I poured him a glass of wine and gave him a pat on the back.
“I know you are not going to pay me because we lost, but I have a plan. I have information that it was rigged, someone has the photos of the extra boxes but they are asking for money. Crazy Kenyans you know how they are. If you are willing to fight for your rights, I am your guy,” I offered.
“Look here, I don’t trust you but if you can do that I am doubling your cut,” he promised.
“I also don’t trust you, the first installment comes in first thing tomorrow morning then we will see about it.”
He left after throwing Jemimah a fierce glance.
“I don’t know why but I want your brain genes in my children,” Jemimah said.
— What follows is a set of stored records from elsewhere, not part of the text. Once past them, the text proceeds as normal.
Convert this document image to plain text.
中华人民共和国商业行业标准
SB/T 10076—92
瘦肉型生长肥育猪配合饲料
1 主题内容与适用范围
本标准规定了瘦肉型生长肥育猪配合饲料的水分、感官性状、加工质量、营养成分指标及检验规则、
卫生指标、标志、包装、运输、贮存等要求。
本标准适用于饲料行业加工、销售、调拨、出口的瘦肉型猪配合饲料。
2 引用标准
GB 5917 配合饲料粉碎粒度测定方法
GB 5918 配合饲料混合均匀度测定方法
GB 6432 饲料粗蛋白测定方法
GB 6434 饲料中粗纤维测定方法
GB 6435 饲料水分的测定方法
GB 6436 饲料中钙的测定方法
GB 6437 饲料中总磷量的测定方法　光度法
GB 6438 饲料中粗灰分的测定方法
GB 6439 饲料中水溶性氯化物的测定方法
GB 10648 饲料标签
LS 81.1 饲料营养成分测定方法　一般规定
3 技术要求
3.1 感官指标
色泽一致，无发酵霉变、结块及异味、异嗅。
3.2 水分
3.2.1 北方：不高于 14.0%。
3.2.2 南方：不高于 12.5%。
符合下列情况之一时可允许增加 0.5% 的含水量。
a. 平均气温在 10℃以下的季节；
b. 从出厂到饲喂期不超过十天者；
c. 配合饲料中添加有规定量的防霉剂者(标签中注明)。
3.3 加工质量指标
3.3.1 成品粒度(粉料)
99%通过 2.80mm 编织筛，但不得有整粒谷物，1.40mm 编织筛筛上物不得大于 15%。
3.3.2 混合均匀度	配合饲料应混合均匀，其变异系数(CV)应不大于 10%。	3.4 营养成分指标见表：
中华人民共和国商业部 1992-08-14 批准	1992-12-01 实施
I wished I could say the same for her.
“We will see about …” a call from Bobby came through, interrupting us.
“Man we nailed it, sasa nataka tupange kazi,” he reiterated the statement in my head, showing me the bigger picture.
“Oh congrats, you are genius man. I wish I was there to celebrate with you. I traveled to the village with regards to the story I was telling you about. I need some money to pay for the hospital bill; if you help me out I will be so glad.” As a manifesto writer manipulating people and twisting their emotions becomes so easy that you do it with a smile.
“Let me see how I can help you out.”
If he sent the money or not I was contented with what I had. He had paid three folds what the original deal had, plus I had a new girl.